BAZZANA: «Se Horner smette ho una chance, altrimenti...»
PROFESSIONISTI | 03/12/2015 | 07:15 Ha scoperto l’America e ora è pronto a scoprire se stesso e la sua famiglia. Alessandro Bazzana, l’uomo delle fughe, l’uomo dei traguardi volanti ha ancora una fiammella di speranza che di nome fa Chris Horner per poter pensare di correre ancora. «Sì, è proprio così: se Horner smette di correre ho buone chances di firmare con la Airgas Safeway, altrimenti amen, vado a lavorare».
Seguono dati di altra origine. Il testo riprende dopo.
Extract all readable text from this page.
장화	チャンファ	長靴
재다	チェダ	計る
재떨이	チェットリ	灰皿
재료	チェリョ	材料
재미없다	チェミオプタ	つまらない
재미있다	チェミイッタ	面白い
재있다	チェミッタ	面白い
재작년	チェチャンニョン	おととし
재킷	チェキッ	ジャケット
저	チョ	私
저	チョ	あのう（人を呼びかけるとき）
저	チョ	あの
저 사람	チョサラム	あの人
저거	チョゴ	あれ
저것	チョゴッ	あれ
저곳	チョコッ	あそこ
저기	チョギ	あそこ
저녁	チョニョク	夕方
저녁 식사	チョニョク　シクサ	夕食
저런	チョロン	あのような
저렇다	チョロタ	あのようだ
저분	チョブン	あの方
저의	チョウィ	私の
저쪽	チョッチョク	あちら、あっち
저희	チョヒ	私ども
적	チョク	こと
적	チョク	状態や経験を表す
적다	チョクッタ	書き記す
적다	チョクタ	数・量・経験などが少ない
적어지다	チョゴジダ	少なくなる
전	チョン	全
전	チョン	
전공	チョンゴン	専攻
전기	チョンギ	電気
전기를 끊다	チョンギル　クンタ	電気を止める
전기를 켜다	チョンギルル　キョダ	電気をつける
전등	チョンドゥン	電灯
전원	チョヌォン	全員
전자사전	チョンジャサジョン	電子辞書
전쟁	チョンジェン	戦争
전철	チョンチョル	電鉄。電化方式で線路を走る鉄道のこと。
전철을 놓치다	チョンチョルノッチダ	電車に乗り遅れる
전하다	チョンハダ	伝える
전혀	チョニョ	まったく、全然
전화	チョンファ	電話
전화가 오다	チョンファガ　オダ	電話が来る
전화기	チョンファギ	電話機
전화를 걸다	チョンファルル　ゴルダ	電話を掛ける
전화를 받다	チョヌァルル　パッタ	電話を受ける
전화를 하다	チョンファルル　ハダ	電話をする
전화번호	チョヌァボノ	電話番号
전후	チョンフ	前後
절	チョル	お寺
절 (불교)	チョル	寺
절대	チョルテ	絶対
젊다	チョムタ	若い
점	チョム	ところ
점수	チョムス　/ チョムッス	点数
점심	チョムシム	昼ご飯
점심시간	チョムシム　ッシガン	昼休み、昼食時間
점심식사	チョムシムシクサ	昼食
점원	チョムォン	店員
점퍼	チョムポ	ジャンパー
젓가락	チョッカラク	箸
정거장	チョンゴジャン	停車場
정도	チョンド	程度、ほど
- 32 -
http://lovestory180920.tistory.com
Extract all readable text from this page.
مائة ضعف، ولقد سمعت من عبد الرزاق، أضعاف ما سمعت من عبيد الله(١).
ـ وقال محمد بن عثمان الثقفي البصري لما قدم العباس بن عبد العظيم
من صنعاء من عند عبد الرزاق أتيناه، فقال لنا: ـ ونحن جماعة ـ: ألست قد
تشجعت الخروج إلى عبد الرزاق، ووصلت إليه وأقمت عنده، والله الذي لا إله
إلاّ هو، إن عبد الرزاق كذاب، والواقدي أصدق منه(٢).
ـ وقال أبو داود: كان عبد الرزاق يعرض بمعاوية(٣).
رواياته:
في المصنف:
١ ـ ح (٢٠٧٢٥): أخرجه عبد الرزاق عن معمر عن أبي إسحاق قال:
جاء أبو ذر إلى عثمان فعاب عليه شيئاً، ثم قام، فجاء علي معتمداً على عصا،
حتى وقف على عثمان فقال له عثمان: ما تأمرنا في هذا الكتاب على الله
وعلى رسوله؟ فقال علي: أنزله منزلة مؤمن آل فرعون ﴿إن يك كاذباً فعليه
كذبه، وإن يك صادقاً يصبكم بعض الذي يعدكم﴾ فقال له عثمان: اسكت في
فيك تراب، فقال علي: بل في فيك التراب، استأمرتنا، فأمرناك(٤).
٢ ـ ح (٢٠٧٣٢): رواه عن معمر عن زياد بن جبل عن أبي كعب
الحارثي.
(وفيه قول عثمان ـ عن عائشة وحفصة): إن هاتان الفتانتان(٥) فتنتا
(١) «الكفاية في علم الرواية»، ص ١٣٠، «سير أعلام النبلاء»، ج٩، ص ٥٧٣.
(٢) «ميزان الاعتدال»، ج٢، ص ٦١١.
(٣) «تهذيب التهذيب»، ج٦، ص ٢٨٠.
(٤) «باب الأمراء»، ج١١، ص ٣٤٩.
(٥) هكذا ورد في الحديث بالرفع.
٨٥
Alessandro Bazzana ha 31 anni, una moglie (Anna) polacca conosciuta nel 2006 quando correva alla Zalf Euromobil Fior e due figli: Patrik di 15 anni che in pratica si è trovato perché portato in dote da sua moglie (oggi il ragazzino corre tra gli allievi e frequenta la scuola alberghiera, ndr) e il piccolo Leonardo di 2 anni. «Guarda, non tutti i mali vengono per nuocere – dice a tuttobiciweb.it il bergamasco di Cene -. Io sono abituato a pensare positivo e a vedere sempre il bicchiere mezzo pieno. È vero, potrei ancora correre, penso anche di meritarlo, ma non faccio drammi. Vorrà dire che seguirò di più la mia famiglia e mi godrò i miei ragazzi e mia moglie. Dopo tanti anni da migrante è giunto il momento di tornare a casa. E in ogni caso mi ritengo un uomo fortunato: ho fatto quello che più amavo per oltre vent’anni e ora, dopo nove di professionismo e una sola vittoria (tappa di Innnsbruck al Giro dell’Austria, ndr) al mio attivo, metterò a frutto quello che ho imparato. In Australia sono stato bene (ha corso per la Successfulliving e poi per la Fly V Australia, ndr), in America ancora di più: piccole squadre ma serie e organizzate. Ho guadagnato bene e mi hanno sempre pagato con puntualità: se sento certe storie di colleghi che corrono in Italia io sono stato un privilegiato. Alla Type 1 è stata un’esperienza bellissima, ma anche alla United Healthcare mi sono trovato molto bene. Poi cambiano i progetti e ognuno deve trovare la propria collocazione. Io ho avuto una mezza promessa sempre da questo team americano, ma temo che Horner andrà avanti a correre e quindi io guardo avanti».
Cosa vedi nel tuo futuro?... «Mi vedo nel mondo delle due ruote. Ho un caro amico, diciamo pure il mio mentore, Marco Pinotti, che qualche volata me l’ha tirata. Sono vicino ad una buonissima azienda di componentistica, ma fin quando non firmo non posso dire nulla, però sono fiducioso».
Una Liegi corsa nel 2012, tutta all’attacco: in fuga dal km 30 al km 230. Nel finale resta con Dario Cataldo, poi quando il gioco si fa duro i duri se la giocano tra di loro lui che si è fatto un fondo così finirà la sua fatica 84°, ma la finirà… «Ho finito anche la Sanremo del 2014: 96°. E la Roubaix due volte: 127° nel 2014 e 55° nel 2015. Mi spiace solo d’essere caduto a il Lombardia di quest’anno e di non essere riuscito a terminarlo».
Ma squadre italiane non ti hanno cercato? «Ho parlato con Gianni Savio, gentile come sempre, un vero signore, ma aveva già chiuso la sua campagna acquisti. E anche Francesco Pelosi, team manager della Vini Fantini Nippo De Rosa era già full. Però io non voglio passare per quello che si lamenta o fa il lagnoso: io sono felice di quello che ho fatto nel ciclismo, non mi rimprovero di nulla. Certo, sognavo un altro tipo di carriera, sognavo tante belle corse, ma nella vita bisogna avere anche la forza di accettare quello che si è. Io non mi sento uno sconfitto, ma un vincente, perché ho realizzato il sogno che avevo fin da bambino e probabilmente, ora, proseguirò il mio cammino nella vita grazie a quello che ho imparato in questi anni. Ho fatto l’emigrante, ma per me è un valore aggiunto. Mi sono messo in gioco, ho imparato l’inglese, ora sono pronto ad una nuova sfida: diventare un uomo migliore di quello che sono, ed essere un buon padre di famiglia. Anche questi sono traguardi importanti. Anche queste sono sfide che riempiono il cuore e ti gratificano».